One thing I find funny about interviews is that a lot (most?) of the inefficiencies I find when digging around are things that I think almost all of our engineers would've gotten right if they got the thing as an interview question.
If you were to look at a global profile of all of our code when I joined a certain big company, I believe the one of the hottest functions across the entire company was array resizing because our ML framework had a custom re-sizable array with O(n^2) resizing instead of the usual O(n) resizing. This is a "classic" phone screen question that's considered so basic that it will get bundled in with another basic question as a quick test, and yet no one noticed that this was one of our hottest functions. Ironically, I was one of relatively few backend folks who was hired without doing an algorithms interview (because the hiring manager for the performance team thinks those are useless) and I'm the one who found this.
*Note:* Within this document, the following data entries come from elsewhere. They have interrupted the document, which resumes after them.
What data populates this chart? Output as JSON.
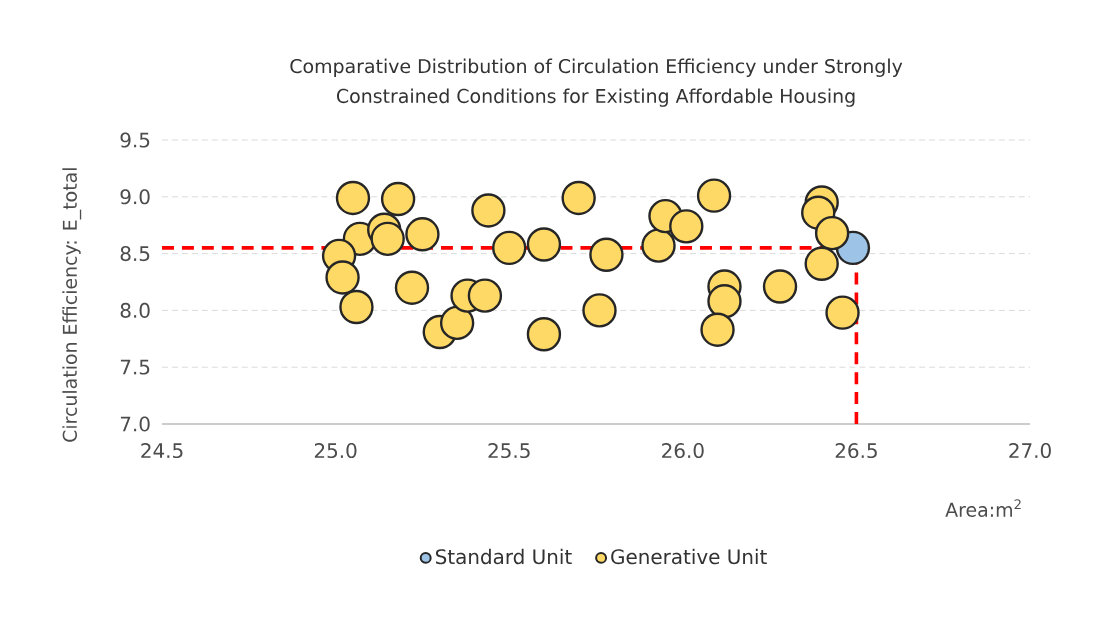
{
  "chart_data": {
    "type": "scatter",
    "title": "Comparative Distribution of Circulation Efficiency under Strongly Constrained Conditions for Existing Affordable Housing",
    "xlabel": "Area:m$^{2}$",
    "ylabel": "Circulation Efficiency: E_total",
    "xlim": [
      24.5,
      27.0
    ],
    "xticks": [
      {
        "value": 24.5,
        "label": "24.5"
      },
      {
        "value": 25.0,
        "label": "25.0"
      },
      {
        "value": 25.5,
        "label": "25.5"
      },
      {
        "value": 26.0,
        "label": "26.0"
      },
      {
        "value": 26.5,
        "label": "26.5"
      },
      {
        "value": 27.0,
        "label": "27.0"
      }
    ],
    "ylim": [
      7.0,
      9.5
    ],
    "yticks": [
      {
        "value": 7.0,
        "label": "7.0"
      },
      {
        "value": 7.5,
        "label": "7.5"
      },
      {
        "value": 8.0,
        "label": "8.0"
      },
      {
        "value": 8.5,
        "label": "8.5"
      },
      {
        "value": 9.0,
        "label": "9.0"
      },
      {
        "value": 9.5,
        "label": "9.5"
      }
    ],
    "grid": "y",
    "legend": "bottom",
    "marker": "circle",
    "ref_lines": [
      {
        "axis": "y",
        "value": 8.55,
        "color": "#ff0000",
        "line_style": "dashed"
      },
      {
        "axis": "x",
        "value": 26.5,
        "color": "#ff0000",
        "line_style": "dashed"
      }
    ],
    "series": [
      {
        "name": "Standard Unit",
        "color": "#9dc3e6",
        "x": [
          26.49
        ],
        "values": [
          8.55
        ]
      },
      {
        "name": "Generative Unit",
        "color": "#ffd966",
        "x": [
          25.05,
          25.18,
          25.07,
          25.14,
          25.15,
          25.25,
          25.01,
          25.02,
          25.06,
          25.22,
          25.3,
          25.35,
          25.38,
          25.43,
          25.44,
          25.5,
          25.6,
          25.6,
          25.7,
          25.78,
          25.76,
          25.93,
          25.95,
          26.01,
          26.09,
          26.12,
          26.12,
          26.1,
          26.28,
          26.4,
          26.39,
          26.43,
          26.4,
          26.46
        ],
        "values": [
          8.99,
          8.98,
          8.63,
          8.71,
          8.63,
          8.67,
          8.48,
          8.29,
          8.03,
          8.2,
          7.81,
          7.89,
          8.13,
          8.13,
          8.88,
          8.55,
          8.58,
          7.79,
          8.99,
          8.49,
          8.0,
          8.57,
          8.83,
          8.74,
          9.01,
          8.21,
          8.08,
          7.83,
          8.21,
          8.95,
          8.86,
          8.68,
          8.41,
          7.98
        ]
      }
    ]
  }
}
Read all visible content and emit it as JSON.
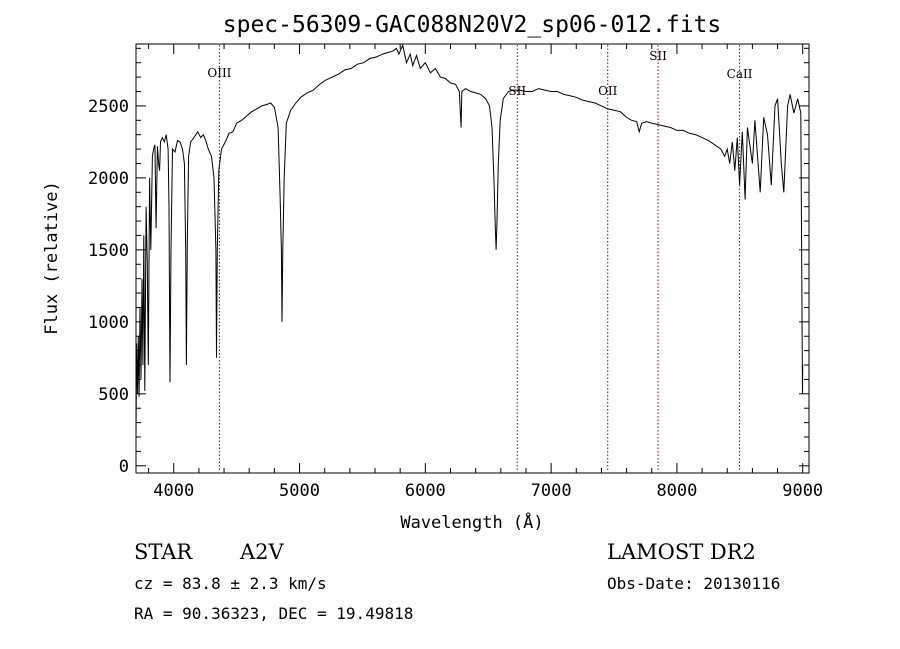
{
  "chart_data": {
    "type": "line",
    "title": "spec-56309-GAC088N20V2_sp06-012.fits",
    "xlabel": "Wavelength (Å)",
    "ylabel": "Flux (relative)",
    "xlim": [
      3700,
      9050
    ],
    "ylim": [
      -50,
      2930
    ],
    "xticks": [
      4000,
      5000,
      6000,
      7000,
      8000,
      9000
    ],
    "yticks": [
      0,
      500,
      1000,
      1500,
      2000,
      2500
    ],
    "minor_xstep": 200,
    "minor_ystep": 100,
    "grid": false,
    "line_color": "#000000",
    "marker_color": "#8b0000",
    "line_markers": [
      {
        "label": "OIII",
        "wavelength": 4363
      },
      {
        "label": "SII",
        "wavelength": 6731
      },
      {
        "label": "OII",
        "wavelength": 7450
      },
      {
        "label": "SII",
        "wavelength": 7850
      },
      {
        "label": "CaII",
        "wavelength": 8498
      }
    ],
    "series": [
      {
        "points": [
          [
            3700,
            200
          ],
          [
            3705,
            850
          ],
          [
            3712,
            500
          ],
          [
            3718,
            900
          ],
          [
            3725,
            480
          ],
          [
            3732,
            1100
          ],
          [
            3740,
            600
          ],
          [
            3748,
            1300
          ],
          [
            3755,
            700
          ],
          [
            3762,
            1600
          ],
          [
            3770,
            520
          ],
          [
            3780,
            1800
          ],
          [
            3790,
            1400
          ],
          [
            3798,
            700
          ],
          [
            3808,
            2000
          ],
          [
            3818,
            1500
          ],
          [
            3830,
            2150
          ],
          [
            3840,
            2200
          ],
          [
            3850,
            2230
          ],
          [
            3860,
            1650
          ],
          [
            3870,
            2220
          ],
          [
            3880,
            2100
          ],
          [
            3888,
            2050
          ],
          [
            3895,
            2250
          ],
          [
            3910,
            2280
          ],
          [
            3925,
            2250
          ],
          [
            3940,
            2300
          ],
          [
            3955,
            2200
          ],
          [
            3962,
            1800
          ],
          [
            3970,
            580
          ],
          [
            3978,
            1500
          ],
          [
            3990,
            2200
          ],
          [
            4010,
            2180
          ],
          [
            4030,
            2260
          ],
          [
            4050,
            2250
          ],
          [
            4070,
            2200
          ],
          [
            4085,
            2100
          ],
          [
            4095,
            1500
          ],
          [
            4101,
            700
          ],
          [
            4108,
            1550
          ],
          [
            4118,
            2150
          ],
          [
            4135,
            2250
          ],
          [
            4160,
            2280
          ],
          [
            4190,
            2320
          ],
          [
            4215,
            2280
          ],
          [
            4235,
            2300
          ],
          [
            4255,
            2260
          ],
          [
            4275,
            2200
          ],
          [
            4300,
            2150
          ],
          [
            4320,
            2000
          ],
          [
            4335,
            1500
          ],
          [
            4340,
            750
          ],
          [
            4346,
            1500
          ],
          [
            4358,
            2050
          ],
          [
            4380,
            2200
          ],
          [
            4410,
            2250
          ],
          [
            4440,
            2310
          ],
          [
            4470,
            2320
          ],
          [
            4500,
            2380
          ],
          [
            4540,
            2400
          ],
          [
            4580,
            2430
          ],
          [
            4620,
            2460
          ],
          [
            4660,
            2480
          ],
          [
            4700,
            2500
          ],
          [
            4740,
            2510
          ],
          [
            4770,
            2520
          ],
          [
            4800,
            2490
          ],
          [
            4830,
            2350
          ],
          [
            4845,
            1900
          ],
          [
            4856,
            1500
          ],
          [
            4861,
            1000
          ],
          [
            4867,
            1500
          ],
          [
            4878,
            2000
          ],
          [
            4895,
            2380
          ],
          [
            4930,
            2470
          ],
          [
            4970,
            2520
          ],
          [
            5010,
            2560
          ],
          [
            5060,
            2590
          ],
          [
            5110,
            2610
          ],
          [
            5160,
            2650
          ],
          [
            5210,
            2680
          ],
          [
            5260,
            2700
          ],
          [
            5310,
            2720
          ],
          [
            5360,
            2750
          ],
          [
            5410,
            2760
          ],
          [
            5460,
            2790
          ],
          [
            5510,
            2800
          ],
          [
            5560,
            2830
          ],
          [
            5610,
            2840
          ],
          [
            5660,
            2860
          ],
          [
            5700,
            2870
          ],
          [
            5740,
            2880
          ],
          [
            5770,
            2900
          ],
          [
            5790,
            2860
          ],
          [
            5820,
            2920
          ],
          [
            5850,
            2800
          ],
          [
            5880,
            2860
          ],
          [
            5900,
            2780
          ],
          [
            5930,
            2850
          ],
          [
            5960,
            2760
          ],
          [
            6000,
            2800
          ],
          [
            6040,
            2730
          ],
          [
            6080,
            2760
          ],
          [
            6120,
            2700
          ],
          [
            6160,
            2690
          ],
          [
            6200,
            2660
          ],
          [
            6240,
            2650
          ],
          [
            6270,
            2600
          ],
          [
            6284,
            2350
          ],
          [
            6290,
            2600
          ],
          [
            6320,
            2620
          ],
          [
            6360,
            2600
          ],
          [
            6400,
            2590
          ],
          [
            6440,
            2580
          ],
          [
            6480,
            2550
          ],
          [
            6510,
            2500
          ],
          [
            6530,
            2350
          ],
          [
            6545,
            2000
          ],
          [
            6555,
            1700
          ],
          [
            6563,
            1500
          ],
          [
            6570,
            1700
          ],
          [
            6580,
            2100
          ],
          [
            6595,
            2400
          ],
          [
            6620,
            2550
          ],
          [
            6660,
            2600
          ],
          [
            6700,
            2610
          ],
          [
            6750,
            2610
          ],
          [
            6800,
            2600
          ],
          [
            6850,
            2600
          ],
          [
            6900,
            2620
          ],
          [
            6950,
            2610
          ],
          [
            7000,
            2600
          ],
          [
            7050,
            2600
          ],
          [
            7100,
            2580
          ],
          [
            7150,
            2570
          ],
          [
            7200,
            2560
          ],
          [
            7250,
            2540
          ],
          [
            7300,
            2530
          ],
          [
            7350,
            2520
          ],
          [
            7400,
            2500
          ],
          [
            7450,
            2480
          ],
          [
            7500,
            2470
          ],
          [
            7550,
            2460
          ],
          [
            7600,
            2420
          ],
          [
            7640,
            2400
          ],
          [
            7680,
            2390
          ],
          [
            7700,
            2320
          ],
          [
            7720,
            2380
          ],
          [
            7760,
            2390
          ],
          [
            7800,
            2380
          ],
          [
            7850,
            2370
          ],
          [
            7900,
            2360
          ],
          [
            7950,
            2350
          ],
          [
            8000,
            2330
          ],
          [
            8050,
            2330
          ],
          [
            8100,
            2310
          ],
          [
            8150,
            2300
          ],
          [
            8200,
            2280
          ],
          [
            8250,
            2260
          ],
          [
            8300,
            2230
          ],
          [
            8350,
            2200
          ],
          [
            8380,
            2150
          ],
          [
            8400,
            2200
          ],
          [
            8420,
            2100
          ],
          [
            8440,
            2250
          ],
          [
            8460,
            2050
          ],
          [
            8480,
            2280
          ],
          [
            8498,
            1950
          ],
          [
            8520,
            2320
          ],
          [
            8542,
            1850
          ],
          [
            8560,
            2350
          ],
          [
            8600,
            2100
          ],
          [
            8620,
            2400
          ],
          [
            8662,
            1900
          ],
          [
            8690,
            2420
          ],
          [
            8720,
            2300
          ],
          [
            8750,
            1950
          ],
          [
            8780,
            2500
          ],
          [
            8800,
            2550
          ],
          [
            8830,
            2100
          ],
          [
            8850,
            1900
          ],
          [
            8880,
            2500
          ],
          [
            8900,
            2580
          ],
          [
            8930,
            2450
          ],
          [
            8960,
            2550
          ],
          [
            8985,
            2450
          ],
          [
            8998,
            500
          ],
          [
            9000,
            700
          ]
        ]
      }
    ]
  },
  "info": {
    "obj_class": "STAR",
    "subclass": "A2V",
    "survey": "LAMOST DR2",
    "cz": "cz = 83.8 ± 2.3 km/s",
    "obs_date": "Obs-Date: 20130116",
    "radec": "RA =  90.36323, DEC =  19.49818"
  }
}
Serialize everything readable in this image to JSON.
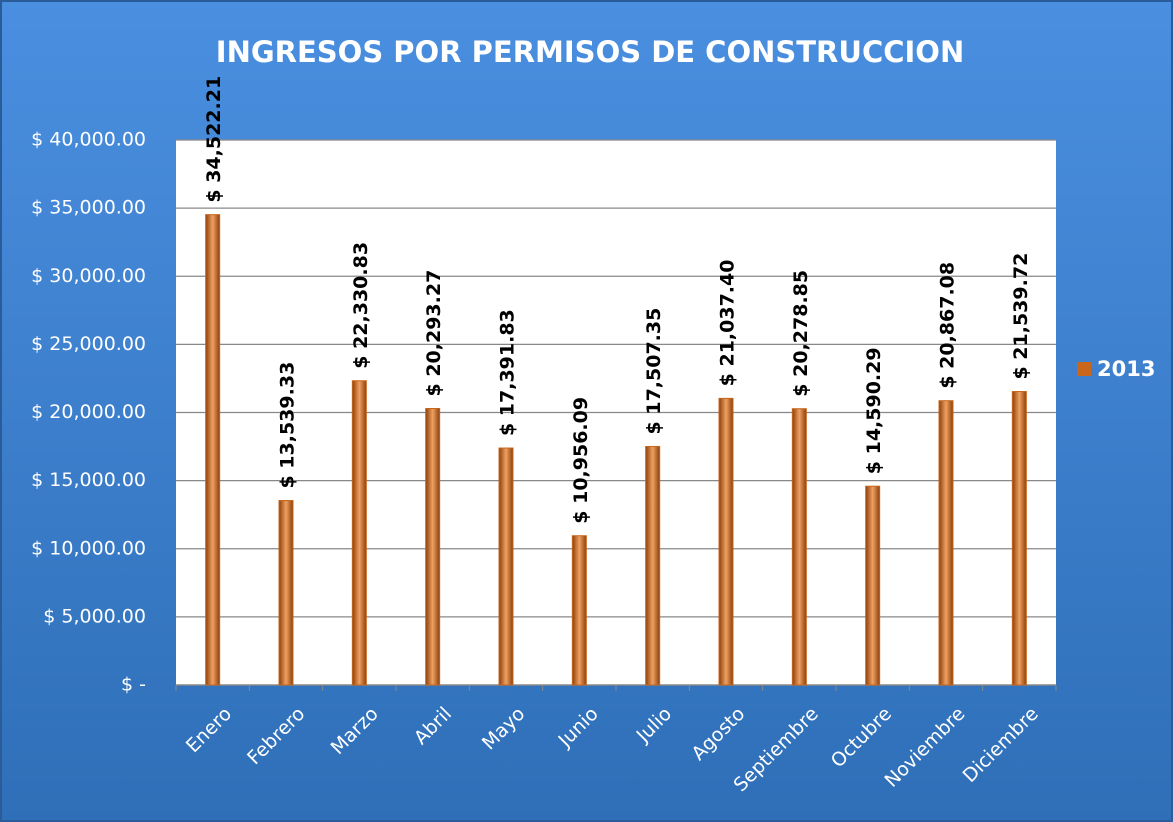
{
  "chart_data": {
    "type": "bar",
    "title": "INGRESOS POR PERMISOS DE CONSTRUCCION",
    "categories": [
      "Enero",
      "Febrero",
      "Marzo",
      "Abril",
      "Mayo",
      "Junio",
      "Julio",
      "Agosto",
      "Septiembre",
      "Octubre",
      "Noviembre",
      "Diciembre"
    ],
    "series": [
      {
        "name": "2013",
        "color": "#c8661c",
        "values": [
          34522.21,
          13539.33,
          22330.83,
          20293.27,
          17391.83,
          10956.09,
          17507.35,
          21037.4,
          20278.85,
          14590.29,
          20867.08,
          21539.72
        ],
        "value_labels": [
          "$ 34,522.21",
          "$ 13,539.33",
          "$ 22,330.83",
          "$ 20,293.27",
          "$ 17,391.83",
          "$ 10,956.09",
          "$ 17,507.35",
          "$ 21,037.40",
          "$ 20,278.85",
          "$ 14,590.29",
          "$ 20,867.08",
          "$ 21,539.72"
        ]
      }
    ],
    "ylim": [
      0,
      40000
    ],
    "yticks": [
      {
        "value": 0,
        "label": "$ -"
      },
      {
        "value": 5000,
        "label": "$ 5,000.00"
      },
      {
        "value": 10000,
        "label": "$ 10,000.00"
      },
      {
        "value": 15000,
        "label": "$ 15,000.00"
      },
      {
        "value": 20000,
        "label": "$ 20,000.00"
      },
      {
        "value": 25000,
        "label": "$ 25,000.00"
      },
      {
        "value": 30000,
        "label": "$ 30,000.00"
      },
      {
        "value": 35000,
        "label": "$ 35,000.00"
      },
      {
        "value": 40000,
        "label": "$ 40,000.00"
      }
    ],
    "grid": true,
    "legend": "right"
  }
}
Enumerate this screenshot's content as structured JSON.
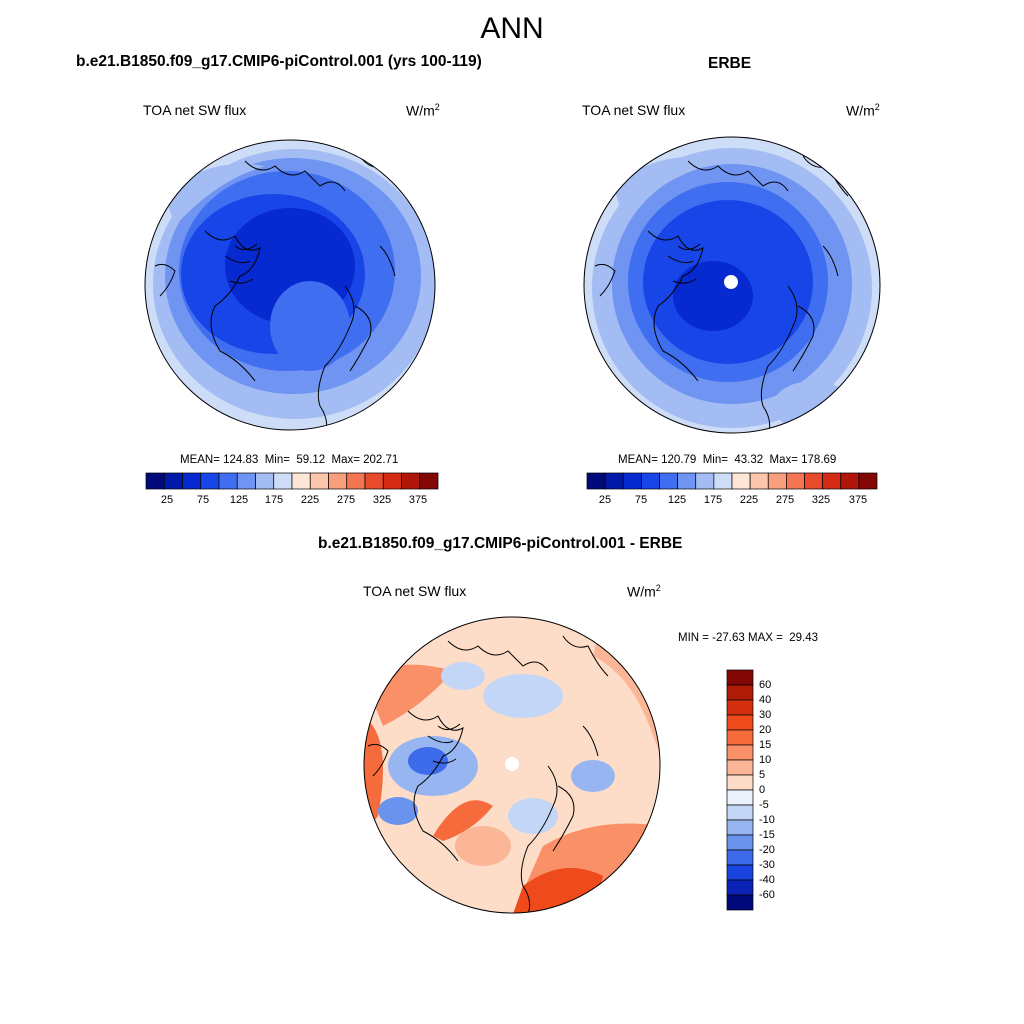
{
  "season": "ANN",
  "panel_model": {
    "title": "b.e21.B1850.f09_g17.CMIP6-piControl.001 (yrs 100-119)",
    "variable": "TOA net SW flux",
    "units_base": "W/m",
    "units_exp": "2",
    "stats": "MEAN= 124.83  Min=  59.12  Max= 202.71"
  },
  "panel_obs": {
    "title": "ERBE",
    "variable": "TOA net SW flux",
    "units_base": "W/m",
    "units_exp": "2",
    "stats": "MEAN= 120.79  Min=  43.32  Max= 178.69"
  },
  "panel_diff": {
    "title": "b.e21.B1850.f09_g17.CMIP6-piControl.001 - ERBE",
    "variable": "TOA net SW flux",
    "units_base": "W/m",
    "units_exp": "2",
    "stats": "MIN = -27.63 MAX =  29.43"
  },
  "colorbar_abs": {
    "tick_labels": [
      "25",
      "75",
      "125",
      "175",
      "225",
      "275",
      "325",
      "375"
    ],
    "colors": [
      "#000a7a",
      "#0019a8",
      "#0629d0",
      "#1845e8",
      "#3f6ef0",
      "#6f94f2",
      "#a3bdf4",
      "#cdddf7",
      "#fde6d6",
      "#fbc6ac",
      "#f89f7e",
      "#f37551",
      "#e84a2c",
      "#d42a14",
      "#b0160a",
      "#830805"
    ]
  },
  "colorbar_diff": {
    "tick_labels": [
      "60",
      "40",
      "30",
      "20",
      "15",
      "10",
      "5",
      "0",
      "-5",
      "-10",
      "-15",
      "-20",
      "-30",
      "-40",
      "-60"
    ],
    "colors": [
      "#830805",
      "#b01b08",
      "#d4300f",
      "#ee4a1c",
      "#f56b3c",
      "#f99067",
      "#fbb597",
      "#fdddc7",
      "#eaf1fb",
      "#c3d6f6",
      "#97b6f1",
      "#6a93ee",
      "#3d6be9",
      "#1a44df",
      "#0a23b6",
      "#000a7a"
    ]
  }
}
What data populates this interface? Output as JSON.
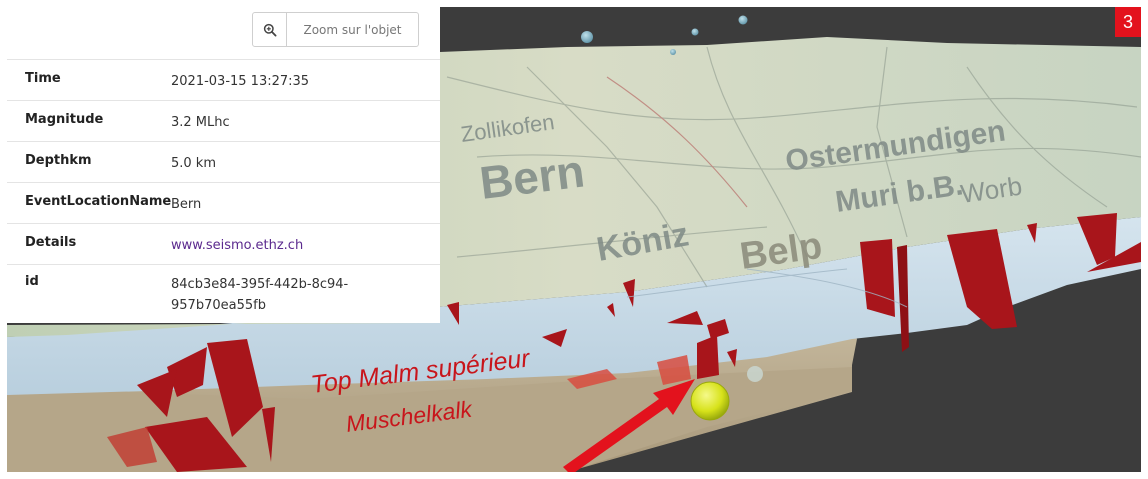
{
  "figure_number": "3",
  "info_panel": {
    "zoom_button_label": "Zoom sur l'objet",
    "zoom_icon": "zoom-in-icon",
    "rows": [
      {
        "key": "Time",
        "value": "2021-03-15 13:27:35"
      },
      {
        "key": "Magnitude",
        "value": "3.2 MLhc"
      },
      {
        "key": "Depthkm",
        "value": "5.0 km"
      },
      {
        "key": "EventLocationName",
        "value": "Bern"
      },
      {
        "key": "Details",
        "value": "www.seismo.ethz.ch"
      },
      {
        "key": "id",
        "value": "84cb3e84-395f-442b-8c94-957b70ea55fb"
      }
    ]
  },
  "scene": {
    "map_labels": [
      "Bern",
      "Belp",
      "Köniz",
      "Zollikofen",
      "Ostermundigen",
      "Muri b.B.",
      "Worb"
    ],
    "layer_label_top": "Top Malm supérieur",
    "layer_label_bottom": "Muschelkalk",
    "colors": {
      "background": "#3c3c3c",
      "malm_layer": "#c9dbe8",
      "muschelkalk_layer": "#b8aa90",
      "fault": "#a8151b",
      "earthquake_marker": "#d7e21a",
      "annotation": "#e3121d"
    }
  }
}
This is not so different from the other big companies I've worked at, where there's also so much waste that you can easily find single functions that are standard interview questions which are mis-implemented in a way that costs the company millions of dollars a year (or sometimes much more). All of these companies have an algorithms-heavy interview as the default and people seem to think they get a lot of value out of this.
I suppose one could argue that there would be way more of this if we didn't have these interviews, but I find this to be implausible.
I know someone on the team that's analogous to mine at FB (that is, the team that goes and finds performance problems throughout the fleet) and they also have a non-standard interview process that doesn't have algorithms stuff in it because they think it's useless. So, you have people saying that we have to interview for whiteboard algorithms stuff because we have "scale" and people will go write O(n^2) stuff by accident if they don't know this stuff, but then, on the teams that actually find and fix this stuff, these interviews are considered worthless.